Carriers Warm To The Cloud
May 30, 2013 by Cyril Tuohy
Over the past 12 to 18 months, two major life and annuity carriers have adopted cloud-based e-mail systems, a sign that the Internet cloud finally has begun its slow penetration of mammoth legacy systems.
One carrier has moved to Google’s Gmail system for its sales and distribution organization, and another is in the process of implementing Microsoft Office 365 cloud-based office suite, according to a recent report.
Both insurance carriers previously relied on IBM’s Notes application, which was regarded as the standard office and mailing software for major life insurers over the past several years.
“From the work we did, the perspective of cloud-based e-mail has shifted dramatically,” Bob McIsaac, principal in the insurance practice at the financial services consulting firm Novarica, said in an interview with InsuranceNewsNet. McIsaac formerly served as an executive at Nationwide and divisional chief information officer at Guardian Life.
“Until 2012, all carriers in our study group were hosting their own e-mail capabilities,” McIsaac wrote in a research report to clients. “With two of the seven (28 percent) now moving to cloud-based solutions, there’s demonstration of growing traction for this option.”
McIsaac, who wrote the report with Novarica principal Tom Benton, said he would be surprised if more carriers didn’t adopt cloud-based models for e-mail in the future. “Insurance carriers tend to be risk-averse, but the fact that we have two large companies heading in that direction suggests we’re likely to have more adopting this in the future.”
He declined to name the carriers.
No insurance information technology and business strategy expert expects the dozens of life and annuity giants in the U.S. market to stampede into the e-mail cloud, of course.

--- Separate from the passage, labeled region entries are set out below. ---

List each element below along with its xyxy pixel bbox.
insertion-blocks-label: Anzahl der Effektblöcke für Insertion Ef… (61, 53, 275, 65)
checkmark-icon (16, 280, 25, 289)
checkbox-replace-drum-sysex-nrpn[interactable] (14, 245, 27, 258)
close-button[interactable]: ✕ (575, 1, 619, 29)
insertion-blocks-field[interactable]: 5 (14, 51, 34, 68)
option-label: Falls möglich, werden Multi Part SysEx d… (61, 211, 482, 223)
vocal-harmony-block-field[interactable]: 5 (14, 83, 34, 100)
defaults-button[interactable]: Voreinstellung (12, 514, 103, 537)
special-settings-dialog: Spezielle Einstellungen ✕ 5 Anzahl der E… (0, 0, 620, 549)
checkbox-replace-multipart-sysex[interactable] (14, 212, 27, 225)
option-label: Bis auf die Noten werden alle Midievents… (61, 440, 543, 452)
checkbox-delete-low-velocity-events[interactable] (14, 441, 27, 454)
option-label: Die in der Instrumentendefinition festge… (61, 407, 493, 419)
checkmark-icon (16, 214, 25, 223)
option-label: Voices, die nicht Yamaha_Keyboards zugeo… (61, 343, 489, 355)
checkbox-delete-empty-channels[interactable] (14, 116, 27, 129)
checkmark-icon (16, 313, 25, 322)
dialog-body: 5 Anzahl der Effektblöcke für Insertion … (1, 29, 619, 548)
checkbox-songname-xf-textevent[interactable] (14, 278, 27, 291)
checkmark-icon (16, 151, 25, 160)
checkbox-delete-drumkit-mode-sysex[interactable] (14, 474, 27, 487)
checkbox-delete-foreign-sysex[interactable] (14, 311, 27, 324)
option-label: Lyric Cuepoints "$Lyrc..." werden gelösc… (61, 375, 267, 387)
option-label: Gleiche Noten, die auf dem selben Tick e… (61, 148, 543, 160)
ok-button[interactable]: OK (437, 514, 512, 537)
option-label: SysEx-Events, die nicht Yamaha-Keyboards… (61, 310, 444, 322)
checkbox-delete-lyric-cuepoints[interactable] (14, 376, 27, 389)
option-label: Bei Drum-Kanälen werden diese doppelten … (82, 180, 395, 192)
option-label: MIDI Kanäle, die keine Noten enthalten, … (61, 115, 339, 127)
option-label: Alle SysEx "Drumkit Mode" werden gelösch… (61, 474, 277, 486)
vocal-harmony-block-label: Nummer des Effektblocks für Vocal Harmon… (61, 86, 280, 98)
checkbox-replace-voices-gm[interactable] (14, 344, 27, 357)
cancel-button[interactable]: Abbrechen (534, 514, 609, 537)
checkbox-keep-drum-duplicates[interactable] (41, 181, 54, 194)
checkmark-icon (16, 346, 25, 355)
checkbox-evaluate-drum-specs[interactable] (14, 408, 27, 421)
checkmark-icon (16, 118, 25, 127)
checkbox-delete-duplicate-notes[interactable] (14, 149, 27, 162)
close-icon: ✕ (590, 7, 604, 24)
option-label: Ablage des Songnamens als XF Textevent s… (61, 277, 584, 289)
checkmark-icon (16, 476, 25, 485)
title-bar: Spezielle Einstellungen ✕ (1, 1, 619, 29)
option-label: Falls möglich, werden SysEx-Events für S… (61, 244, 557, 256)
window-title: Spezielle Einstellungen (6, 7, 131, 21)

Several carriers interviewed in the Novarica report reiterated their preference for a wait-and-see approach.
Time, though, is moving against them. Many life carriers are finding themselves at a crossroads when it comes to their e-mail environments.
“Notes was implemented frequently when e-mail was first deployed and moving off the mainframe,” McIsaac said. “Now it’s at the point of either making big investments to upgrade Notes, or spending even more money to convert to Notes or Microsoft Exchange, or they need to consider alternatives.”
Of the seven big life and health carriers in the study sample, three were on Microsoft Outlook platforms and four on Lotus Notes platforms. The larger the carrier, the more it skewed toward IBM’s Notes e-mail system, the report also said.
Other trends, too, are forcing companies to consider the cloud for e-mail, the report said. They include: the cost of maintaining effective archival and compliance support, systems coming to the end of their life cycles, evolving regulatory requirements, unforeseen complexities because of vendor and systems consolidation, changing definitions of what constitutes electronic communications in the age of social media, and distribution partners bringing their own hardware devices.
Life and annuity carriers talked about the importance of having systems work with their distribution channels and partners, McIsaac said. “The reality today is that the devices are less controlled by the carriers than they ever were.”
Under the bring-your-own-device model, producers are selling policies using laptops, netbooks and tablets, so e-mail systems have to work with all these platforms, McIsaac said.
For companies with independent distribution channels and agents with their own personal data assistants, the cloud offers more user choice and more flexibility for independent agents, many of whom make up the backbone of a life and annuity carrier’s distribution infrastructure.
Because massive amounts of e-mail storage are possible on the cloud, archiving vendors also are moving their storage abilities there, Benton said. He added that these vendors believe the cloud is more secure than a system hosted within the confines of an insurance carrier.
Benton also noted the importance of archival systems meeting the requirements of U.S. Securities and Exchange Commission, Federal Deposit Insurance Corp. and Financial Industry Regulatory Authority oversight.
“The pace of technical change in this area has been significant. Cloud-based solutions now appear to offer viable alternatives for carriers and chief information officers that are looking to make significant changes to their e-mail archival and compliance environments,” the authors of the report wrote.